I could see the results from my seat at an outdoor cafe by the lake, looking down at a wide concrete path by the water where people biked, walked and took selfies, and a marina filled with boats.
Hoika doesn’t expect tourism jobs to replace coal mining jobs, either in number or in pay. I was unable to find any reliable statistics about how many tourism jobs there are in the region or how their pay compares to other industries. The goal, he said, is to make Lusatia attractive, based on the idea that jobs will follow.
The way that Lusatia is trying to build a new economy by highlighting natural beauty could serve as an example for coal regions in the United States, such as West Virginia, where mountains, forests and waterways are already part of a tourism economy that could become more of a focal point.
“What we found out over the years was that if you have a region where you like to make vacation, then you like to live there, so that brings people here, especially people with money who can afford something next to the lake,” Hoika said. “They very often are self-employed and they bring new jobs.”
The formula in Lusatia seems simple: Use the power of government investment to attract the jobs that will allow the region to survive and even prosper after the coal industry is gone.

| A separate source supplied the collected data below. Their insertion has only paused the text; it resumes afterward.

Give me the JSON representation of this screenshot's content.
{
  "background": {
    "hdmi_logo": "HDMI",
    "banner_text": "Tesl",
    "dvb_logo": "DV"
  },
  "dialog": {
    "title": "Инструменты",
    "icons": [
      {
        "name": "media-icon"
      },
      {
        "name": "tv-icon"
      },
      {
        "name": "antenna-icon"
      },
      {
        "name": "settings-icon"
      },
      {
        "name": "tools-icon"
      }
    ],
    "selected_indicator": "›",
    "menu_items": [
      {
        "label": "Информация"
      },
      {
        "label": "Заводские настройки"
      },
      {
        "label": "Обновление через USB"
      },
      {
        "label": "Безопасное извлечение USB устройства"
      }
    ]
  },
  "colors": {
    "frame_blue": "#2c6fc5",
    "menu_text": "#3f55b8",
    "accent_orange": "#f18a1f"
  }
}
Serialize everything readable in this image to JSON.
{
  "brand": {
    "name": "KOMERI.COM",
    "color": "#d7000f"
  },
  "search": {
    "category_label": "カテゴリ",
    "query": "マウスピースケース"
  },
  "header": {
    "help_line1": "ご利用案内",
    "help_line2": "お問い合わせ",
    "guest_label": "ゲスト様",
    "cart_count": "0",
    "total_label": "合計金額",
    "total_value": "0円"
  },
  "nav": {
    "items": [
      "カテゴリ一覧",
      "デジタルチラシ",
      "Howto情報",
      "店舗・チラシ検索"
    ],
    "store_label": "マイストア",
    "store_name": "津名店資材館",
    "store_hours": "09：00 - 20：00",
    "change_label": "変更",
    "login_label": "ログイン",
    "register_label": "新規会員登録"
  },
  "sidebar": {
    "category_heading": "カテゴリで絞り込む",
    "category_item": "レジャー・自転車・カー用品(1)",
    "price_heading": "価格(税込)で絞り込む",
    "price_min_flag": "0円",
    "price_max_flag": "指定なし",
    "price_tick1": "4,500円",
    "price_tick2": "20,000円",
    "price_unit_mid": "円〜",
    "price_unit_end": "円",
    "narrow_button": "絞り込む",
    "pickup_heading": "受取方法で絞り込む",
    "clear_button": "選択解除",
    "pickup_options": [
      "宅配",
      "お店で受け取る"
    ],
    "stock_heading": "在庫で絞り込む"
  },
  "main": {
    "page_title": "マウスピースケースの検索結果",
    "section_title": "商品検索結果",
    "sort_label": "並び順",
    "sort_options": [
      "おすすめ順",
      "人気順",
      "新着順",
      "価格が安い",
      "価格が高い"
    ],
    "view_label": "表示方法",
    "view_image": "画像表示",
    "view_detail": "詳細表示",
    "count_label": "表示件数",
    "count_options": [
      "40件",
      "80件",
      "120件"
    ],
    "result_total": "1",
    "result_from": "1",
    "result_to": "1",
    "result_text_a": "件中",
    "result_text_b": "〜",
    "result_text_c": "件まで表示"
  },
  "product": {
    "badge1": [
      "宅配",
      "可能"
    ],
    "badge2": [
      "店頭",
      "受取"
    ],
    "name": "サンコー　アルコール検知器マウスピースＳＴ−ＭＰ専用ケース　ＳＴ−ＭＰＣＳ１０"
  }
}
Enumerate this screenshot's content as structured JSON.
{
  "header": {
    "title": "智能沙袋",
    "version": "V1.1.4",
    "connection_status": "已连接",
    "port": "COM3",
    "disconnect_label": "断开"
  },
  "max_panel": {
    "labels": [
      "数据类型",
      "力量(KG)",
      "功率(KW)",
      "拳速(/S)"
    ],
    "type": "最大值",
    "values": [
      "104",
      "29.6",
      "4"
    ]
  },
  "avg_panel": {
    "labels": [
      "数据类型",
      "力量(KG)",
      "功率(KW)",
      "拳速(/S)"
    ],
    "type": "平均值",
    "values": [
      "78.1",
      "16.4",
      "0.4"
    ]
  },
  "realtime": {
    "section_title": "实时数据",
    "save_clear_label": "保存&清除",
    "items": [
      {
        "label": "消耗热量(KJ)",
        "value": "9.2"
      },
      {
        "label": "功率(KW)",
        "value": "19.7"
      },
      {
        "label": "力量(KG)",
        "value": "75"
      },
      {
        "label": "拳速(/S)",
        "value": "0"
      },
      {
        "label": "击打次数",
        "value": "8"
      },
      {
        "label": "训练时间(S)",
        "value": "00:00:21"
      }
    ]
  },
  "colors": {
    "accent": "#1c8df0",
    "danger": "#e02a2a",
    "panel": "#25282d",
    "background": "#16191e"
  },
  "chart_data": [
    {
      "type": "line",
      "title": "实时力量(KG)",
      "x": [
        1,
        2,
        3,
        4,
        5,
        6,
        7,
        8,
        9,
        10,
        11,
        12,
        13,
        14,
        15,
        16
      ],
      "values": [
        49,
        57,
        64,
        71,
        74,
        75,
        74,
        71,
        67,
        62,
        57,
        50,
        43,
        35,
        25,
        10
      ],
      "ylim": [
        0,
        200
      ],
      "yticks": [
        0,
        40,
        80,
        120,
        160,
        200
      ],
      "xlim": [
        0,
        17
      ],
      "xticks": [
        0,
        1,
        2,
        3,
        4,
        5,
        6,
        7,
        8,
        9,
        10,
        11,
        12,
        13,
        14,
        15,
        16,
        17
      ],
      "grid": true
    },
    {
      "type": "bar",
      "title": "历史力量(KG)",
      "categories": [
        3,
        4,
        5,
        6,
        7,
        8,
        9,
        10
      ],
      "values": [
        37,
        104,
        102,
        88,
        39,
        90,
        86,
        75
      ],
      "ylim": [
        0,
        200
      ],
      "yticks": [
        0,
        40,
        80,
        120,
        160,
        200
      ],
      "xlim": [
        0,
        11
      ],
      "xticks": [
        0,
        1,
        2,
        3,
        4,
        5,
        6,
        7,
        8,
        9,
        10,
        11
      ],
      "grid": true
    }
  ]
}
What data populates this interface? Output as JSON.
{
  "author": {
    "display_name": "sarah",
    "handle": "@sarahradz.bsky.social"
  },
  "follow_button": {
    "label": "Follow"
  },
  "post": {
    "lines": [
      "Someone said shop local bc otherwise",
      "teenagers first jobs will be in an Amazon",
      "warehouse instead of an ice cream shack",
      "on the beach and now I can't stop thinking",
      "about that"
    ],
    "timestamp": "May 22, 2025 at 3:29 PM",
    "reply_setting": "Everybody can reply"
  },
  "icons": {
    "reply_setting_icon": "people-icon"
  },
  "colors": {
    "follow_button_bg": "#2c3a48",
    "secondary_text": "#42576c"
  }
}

But coal regions in the United States can’t simply copy this formula, even if the federal government were willing to pay for it, and even if a coal phaseout were politically possible.
Jeremy Richardson, the Union of Concerned Scientists’ analyst, came away from his visit to Germany’s coal regions, including Lusatia, with a sense of optimism because of the ways Germany shows that a transition from coal is possible. But he also was struck by the differences between the two countries that can complicate any comparisons.
One of those is that the United States is far more spread out than Germany, with coal regions that are much farther from major metro areas.
“Lusatia is an hour and a half train ride from Berlin,” Richardson said. “It’s literally, like, you hop on the train and you’re in Berlin. That’s a different set of opportunities to diversify the economy than if you’re in southern West Virginia and Kentucky, that quite literally take seven hours to get to from D.C. by car, through winding roads.”
Despite the differences, Richardson thinks that three of the basic ingredients for success in Germany could be applicable in the United States:
First, a national commitment from the federal government and leading national institutions that clearly doesn’t exist under the Trump administration.
Second, a transition plan that allows enough time for the hard work that would need to be done on infrastructure and on attracting new industries. Inevitably, this timetable would be longer than environmental advocates would like.
And third, buy-in from local leaders in coal communities.
Richardson can point to examples of strong local leaders in U.S. coal regions, but he said there aren’t nearly enough of them. Local leaders are essential for making sure that a national plan addresses the needs of their communities, and for selling a plan to local constituents.
Herntier, for example, has credibility in her community and has avoided seeking the short-term political benefits of sowing doubt about climate change and claiming that coal jobs can be preserved.
Her approach is difficult to export because it is tied up in her history and that of the region. She has lived with constant change for her entire adult life.
She has a difficult job, and she knows it. On that day in her office, I asked her how this makes her feel.
“I’m always optimistic,” she said. “Otherwise, I wouldn’t do the job.”